Могилы мне нет и спасения нет, кожа, кости да злость. Богу не нужен, а рогатому уже нечем меня искушать. Выброшен, стерт из памяти, забвеньем укрыт. В утробе каменной исподволь брежу, сплю без сна, тьме слова заветные лью. В бреду смеюсь, во снах плачу, а в словах тех ядом обман. Праведник или мерзавец, а может, шут в колпаке, все личины по мерке, каждая маска плоть.
Пролог
По ночному небу медленно ползли белесые, подсвеченные мертвым светом луны облака, утекая куда-то в жуткую бездну, полную непроглядной черни, волчьего воя и мерцающих звезд. Огромные ели тонули в кромешном мраке и тянули колючие лапы, чуть клоня острые вершины на холодном ветру. Человек в темной одежде до пят стоял на опушке, боясь сделать шаг и пересечь границу сонного леса. Чаща напоминала замершего хищного зверя: двинешься – и зверь покажет клыки. Человек глубоко вздохнул, по привычке поднял руку, чтобы перекреститься, но вовремя спохватился. На темное дело с крестом не идут, все одно Господь не простит. Сюда, на край проклятого леса, человека привела безмерная гордость. Неукротимая жажда быть лучше других. И когда нашептали худое, он согласился. Иного пути не нашел.

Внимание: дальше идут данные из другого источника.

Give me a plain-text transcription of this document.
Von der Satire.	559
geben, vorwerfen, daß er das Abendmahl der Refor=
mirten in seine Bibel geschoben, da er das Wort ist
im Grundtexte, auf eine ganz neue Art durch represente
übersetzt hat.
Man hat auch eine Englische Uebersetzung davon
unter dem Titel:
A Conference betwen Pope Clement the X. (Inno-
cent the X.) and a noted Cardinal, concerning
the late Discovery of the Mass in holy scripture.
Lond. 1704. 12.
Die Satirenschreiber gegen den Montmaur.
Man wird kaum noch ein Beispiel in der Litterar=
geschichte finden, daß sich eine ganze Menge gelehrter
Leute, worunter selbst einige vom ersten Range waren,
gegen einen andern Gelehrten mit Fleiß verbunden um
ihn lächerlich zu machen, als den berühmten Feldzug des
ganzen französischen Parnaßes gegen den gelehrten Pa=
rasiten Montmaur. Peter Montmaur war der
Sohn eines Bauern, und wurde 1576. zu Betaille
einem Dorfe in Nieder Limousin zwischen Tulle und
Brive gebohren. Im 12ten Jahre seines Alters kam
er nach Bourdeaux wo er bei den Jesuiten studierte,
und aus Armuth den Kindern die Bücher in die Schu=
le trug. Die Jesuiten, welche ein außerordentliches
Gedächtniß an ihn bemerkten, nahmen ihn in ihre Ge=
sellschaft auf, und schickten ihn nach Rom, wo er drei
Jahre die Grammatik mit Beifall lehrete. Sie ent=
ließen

Лес принял его в объятия мягкой бархатной темноты. Человек дважды заранее разведывал путь и теперь знал, где начинается и куда ведет заросшая ландышем и черникой тропа. Под ногами похрустывали упавшие ветки, пахло весенней сыростью, присыпанными землею сморчками и горелой травой. С каждым шагом лес оживал, в чаще шелестело и хлюпало, откуда-то издали донесся душераздирающий крик. То ли ночная птица вопила, то ли похуже какая-то тварь. Во мраке прыгали и плясали бледные огоньки.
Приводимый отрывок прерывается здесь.